I was first introduced to “Schafe können sicher weiden” through a performance by Georgian pianist Kathia Buniatishvili, in a splendid outdoor setting among what appeared to me the trees of some magical forest out of a mystical dream, that I happened across via YouTube. And like many things that are happeneing on the Internet, and as in dreams and in life, I don’t even recall how I got there.
Kathia is a brilliant and beautiful musician who I recommend all to listen when you have several indulgent hours to spare. You’ll need them, as you’ll neither be able to turn away eyes nor ears, while her wild fingers play out the dazzling emotions from within a heart and soul. Again, YouTube has a beginners’ trove of material of sound; or for anyone fortunate enough to visit a performance in person, by all means, put yourself there. That we all could express ourselves so positively, skillfully and forcefully as Khatia Buniatishvili. Khatia, brilliant, thank you.
The “Das Waldkonzert” program (see link above) rolls credits beneath “Schafe können sicher weiden”, which now had struck my ear to consciousness and led me to seek out more information on the tune. Wikipedia informs me “Sheep may safely graze” is the translation, and it is a piece of the larger “Was mir behagt, ist nur die muntre Jagd (The lively hunt is all my heart’s desire), BWV 208”, also known as the “Hunting Cantata,” composed in 1713 by Johann Sebastian Bach for the 31st birthday of Duke Christian of Saxe-Weissenfels. Indeed, that we all could express ourselves so positively, skillfully, and forcefully as Bach.
I read, somewhere else, that although the piece is commonly considered archetypically pastoral, a deeper understanding of the fuller text illuminates the political sentiment and moral insight that I am grateful to take away: “Sheep can safely graze where good shepherds watch. Where rulers govern well, quiet and peace flourish, and all that makes a people happy.”
This evident royal flattery by the Duke’s court sticks with me, and guides me somehow as a moral compass, explaining and instilling wisdom in my mind, as I listen to perhaps my favorite playing of the piece, by the American, Leon Fleisher. Again, listen on YouTube:
For the past several days, Leon has played when I arrive at my desk for work. I keep yesterday’s unfinished browser tabs open, so that the next day when I restart the computer, they return. The YouTube page with this video reloads, and the music plays. It sets a wave of calm across my thoughts, and sorts the air neatly around me. The soothing cadence of the music provides me an ordered mind.
This guidance I speak of has to do with my family, and my job as a father for my children. Many times I am scourged by a fearful, worrying feeling, a vague thought that I have not prepared them well, have not provided a safe and plentiful home, or have otherwise been insufficient in some manner in setting up their lives. But why should I? Sheep may safely graze where good shepherds watch.
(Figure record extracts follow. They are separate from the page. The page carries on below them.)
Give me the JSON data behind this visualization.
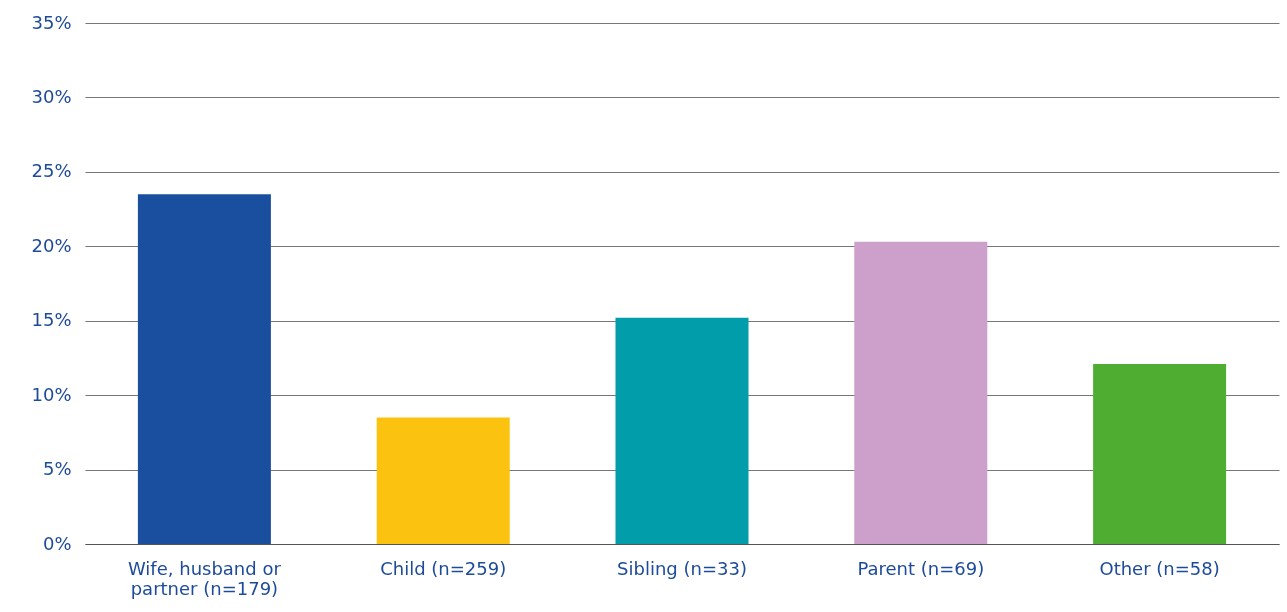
{
  "chart_data": {
    "type": "bar",
    "categories": [
      "Wife, husband or partner (n=179)",
      "Child (n=259)",
      "Sibling (n=33)",
      "Parent (n=69)",
      "Other (n=58)"
    ],
    "values": [
      23.5,
      8.5,
      15.2,
      20.3,
      12.1
    ],
    "colors": [
      "#1a4f9f",
      "#fbc30f",
      "#019daa",
      "#cda0cb",
      "#4fae32"
    ],
    "ylim": [
      0,
      35
    ],
    "yticks": [
      {
        "value": 0,
        "label": "0%"
      },
      {
        "value": 5,
        "label": "5%"
      },
      {
        "value": 10,
        "label": "10%"
      },
      {
        "value": 15,
        "label": "15%"
      },
      {
        "value": 20,
        "label": "20%"
      },
      {
        "value": 25,
        "label": "25%"
      },
      {
        "value": 30,
        "label": "30%"
      },
      {
        "value": 35,
        "label": "35%"
      }
    ],
    "grid": "y"
  }
}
I am reminded to do well for my family, to use my time wisely and to do all that I can for others whose lives can be improved by my well tending. [Indeed, when in 2007 Fleisher received Kennedy Center Honors, Chairman Stephen A. Schwarzman described him as “a consummate musician whose career is a moving testament to the life-affirming power of art.” -Wikipedia Life-affirming, indeed.]
As I listen to the song, especially as played through the calm, thoughtful and caring hands and hearts of Leon and Kathia, I am relaxed, instructed and reassured that simplicity, and a steady pace, creates harmony and beauty.
To this insight, and to this direct improvement of my life, of course, I owe thanks and gratitude to Johann Sebastian Bach. The composer’s brilliance is renowned throughout the ages, and now I have this specific personal instance of learned wisdom gained, thanks especially to these performances by such masters of their musical craft, to vouch for my agreement to this truth. Thank you, Buniatishvili, thank you, Fleisher, thank you, Bach.
Enlightenment attained, I wondered if I could share this wonderful music myself, with my friends, on my guitar. It is probably, despite my impression of its sounding ‘simple’, a somewhat difficult arrangement to actually play, especially on the relatively cumbersome tonal layout of the guitar fretboard. I searched YouTube and found Russian guitarist Andrei Krylov’s masterful rendition:
Krylov is also a writer and poet. He has transcribed the Book of Psalms to Russian, and published several books: “Lake Monastery,” “Autumn,” and the crown of sonnets, “Mirrors, Game of Life.” I learned that from Wikipedia.
I hope to search out these books and read some of Andrei Krylov’s poems. His performance on the guitar of “Schafe können sicher weiden” in the video above will help me to learn to play it myself, and thus further enjoy, and share it. And so, thank you, too, Andrei Krylov. Bravo!